I’m the least violent person you’re ever likely to come across – I’ve always taken great pride in the fact that I can talk my way out of a situation rather than turn to violence. Although I’ve heard people say “It’s only a conviction for common assault, don’t worry about it”, I do. As far as I’m concerned it portrays me as somebody I’m not and I’ve always struggled to disclose it to an employer.
For several years after my conviction, I stayed in a job that I really hated; I was too worried about telling a new employer about my conviction so I just put up with it. Once my conviction was spent, I began applying for jobs which only required basic criminal record checks and managed to secure a role in customer services. I’ve loved the job and the people I work with but I suppose there comes a time when you start to feel as though you’re not being challenged enough and start to consider moving on.
The push to move jobs came about when I read something in the newspaper stating that the Civil Service were going to be removing the question on their application form which asked about criminal records. As my conviction was spent this didn’t really affect me too much but, out of curiosity, I went online and saw a customer service job advertised with HM Revenue and Customs. It sounded perfect and, full of enthusiasm, I completed the application form.

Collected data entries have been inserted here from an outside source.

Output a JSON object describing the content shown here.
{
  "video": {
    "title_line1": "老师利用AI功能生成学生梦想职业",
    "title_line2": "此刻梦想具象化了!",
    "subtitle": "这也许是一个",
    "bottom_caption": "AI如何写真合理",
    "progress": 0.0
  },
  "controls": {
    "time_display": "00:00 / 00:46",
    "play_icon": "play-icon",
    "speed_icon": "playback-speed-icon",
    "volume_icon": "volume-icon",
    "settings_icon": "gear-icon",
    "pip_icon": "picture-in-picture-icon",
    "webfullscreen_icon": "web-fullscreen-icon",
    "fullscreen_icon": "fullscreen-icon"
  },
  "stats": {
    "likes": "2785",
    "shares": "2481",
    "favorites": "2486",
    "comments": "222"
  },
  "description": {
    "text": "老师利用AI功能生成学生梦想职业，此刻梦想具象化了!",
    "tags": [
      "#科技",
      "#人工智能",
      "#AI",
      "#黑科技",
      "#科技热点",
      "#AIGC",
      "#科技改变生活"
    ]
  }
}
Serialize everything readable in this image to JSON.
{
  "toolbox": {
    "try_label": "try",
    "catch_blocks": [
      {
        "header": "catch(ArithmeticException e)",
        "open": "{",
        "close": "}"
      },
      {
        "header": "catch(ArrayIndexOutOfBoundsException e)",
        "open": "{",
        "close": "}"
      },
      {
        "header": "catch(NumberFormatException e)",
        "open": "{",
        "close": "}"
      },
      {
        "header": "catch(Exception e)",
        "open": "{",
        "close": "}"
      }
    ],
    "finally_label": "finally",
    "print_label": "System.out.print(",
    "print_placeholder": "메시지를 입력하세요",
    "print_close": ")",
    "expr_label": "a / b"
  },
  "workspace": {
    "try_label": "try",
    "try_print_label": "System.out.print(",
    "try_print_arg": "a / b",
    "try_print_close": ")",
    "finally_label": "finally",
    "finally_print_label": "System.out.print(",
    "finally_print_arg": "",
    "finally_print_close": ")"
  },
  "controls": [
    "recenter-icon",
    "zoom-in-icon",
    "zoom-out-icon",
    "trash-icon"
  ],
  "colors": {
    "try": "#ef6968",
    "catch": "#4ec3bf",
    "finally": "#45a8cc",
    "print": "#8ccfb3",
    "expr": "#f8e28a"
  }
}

I knew my application had been good and was delighted to hear that I’d been invited for an interview. The interview was tougher than I thought it would be and 10 minutes after leaving the HMRC office I’d totally convinced myself that I didn’t stand a chance and had performed really badly. Fortunately, it hadn’t gone as badly as I’d thought and I was offered the job a week later. However, I wasn’t able to celebrate for too long. As I looked through the information pack I was sent by the HR department, I read that roles at HMRC were exempt from the Rehabilitation of Offenders Act and I was asked to disclose unspent and spent cautions/convictions which were not eligible for filtering.
It was the last thing I’d expected and, as I had two charges of common assault, I knew that they wouldn’t be filtered and I’d need to disclose. I just needed to decide whether I wanted to disclose or should I keep quiet and turn the job offer down.
If the job had been with anybody else I would have walked away but let’s face it, a job with the Civil Service is pretty much a job for life. I was being offered a good salary, a marvellous pension and there were fantastic opportunities for promotion. If I turned the job down, I’d always wonder what might have happened if I’d disclosed.
Although I completed the form, it didn’t feel right just emailing it back to HR. I’d lived with the shame of my conviction for years and it was important to me that I was able to explain that my actions on that night did not reflect who I was. So I rang HR and arranged to go in and have a chat. I must have changed my mind 20 times or more about going along but, I kept thinking about the positives and pushed on.
I’m not going to say that the disclosure was fine. If you’ve ever done it you’ll know what I mean. Some times are better than others but it’s never a good experience. All I can say is that the lady I spoke to didn’t look too surprised and I certainly didn’t feel as though she were judging me in any way. She nodded in all the right places and asked me a couple of questions about how I felt at the time and how I felt now. I told her that at the time I had just been defending myself and hadn’t thought through the consequences of my actions. Since then however, I’ve had to live with the shame and embarrassment every day and, would certainly act differently if I were put in that situation again.
At the end of my disclosure the HR lady thanked me for being so honest even though she could tell it had been difficult for me to discuss. She confirmed that the conviction made no difference and the job offer stood.
Although I’ve not always followed my own advice, I’d tell anybody now that if you get a great job offer, then the 10 minutes of pain you go through when disclosing can definitely be worth it.